O cérebro humano não possui um “relógio interno” único. A perceção do tempo resulta da interação de múltiplos ritmos biológicos, batimentos cardíacos, respiração, ciclos de sono e até a atividade intestinal, que se combinam para criar uma sensação subjetiva de duração. É por isso que momentos prazerosos parecem passar num instante, enquanto períodos de espera ou de stress parecem intermináveis.

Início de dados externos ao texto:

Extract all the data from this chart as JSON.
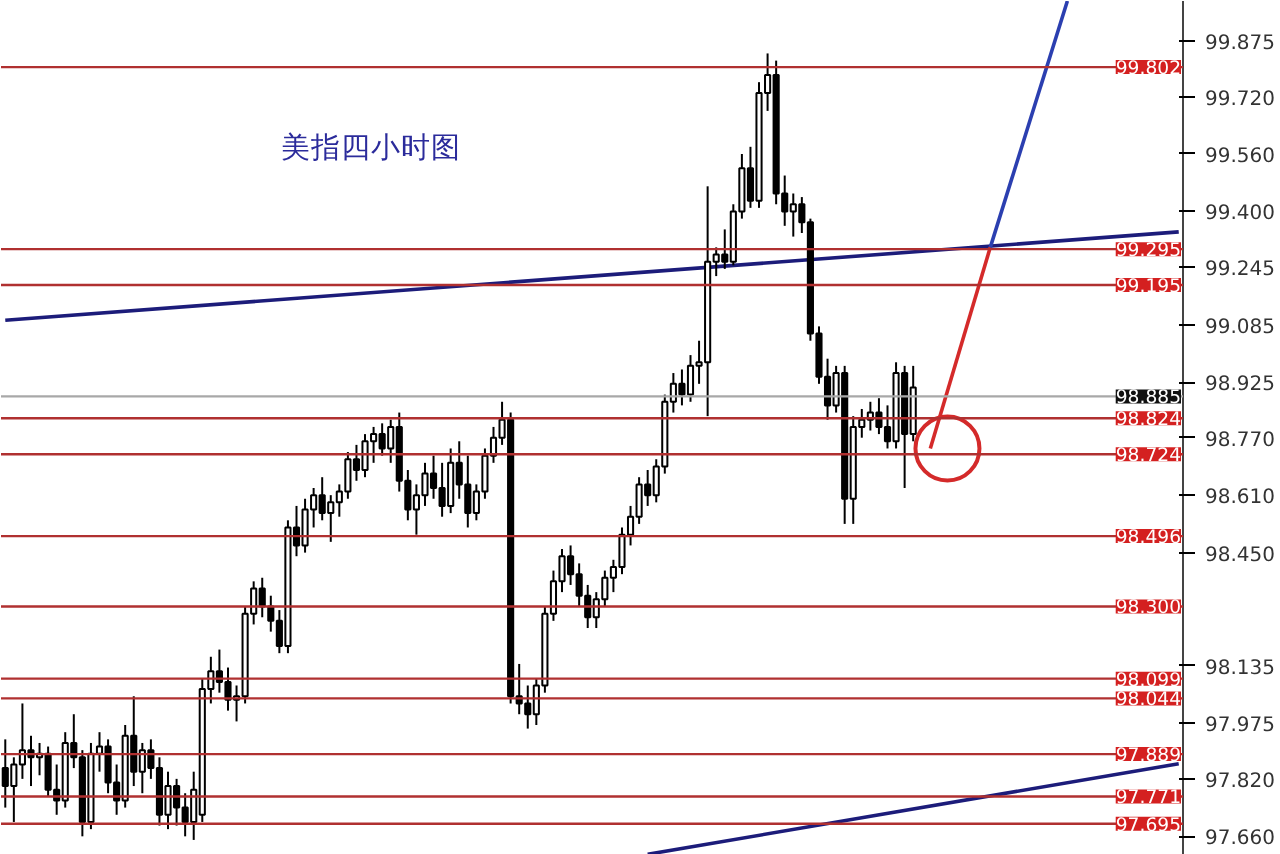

A dopamina desempenha um papel central neste processo. Quando os níveis deste neurotransmissor aumentam, tendemos a subestimar o tempo, sentindo que tudo passa mais depressa; quando diminuem, o tempo arrasta-se. Ao longo do ano, o acumular de tarefas, compromissos sociais e estímulos digitais mantém o sistema dopaminérgico ativo, provocando a sensação de que o ano “voou”, mas também de exaustão.
Rituais e pausas conscientes ajudam a equilibrar corpo e mente. Atividades repetitivas com significado, como tradições de fim de ano ou pequenos momentos de lazer, reduzem o stress, promovem sensação de controlo e reforçam a coesão social. Interrupções intencionais para descanso, sono de qualidade, refeições regulares e contacto com a natureza restauram os ritmos biológicos e aumentam a energia mental.
Em suma, o cansaço de fim de ano é resultado de fatores biológicos, emocionais e culturais. Respeitar o corpo, criar pausas e viver os momentos de forma presente é essencial para transformar a sensação de exaustão em bem-estar.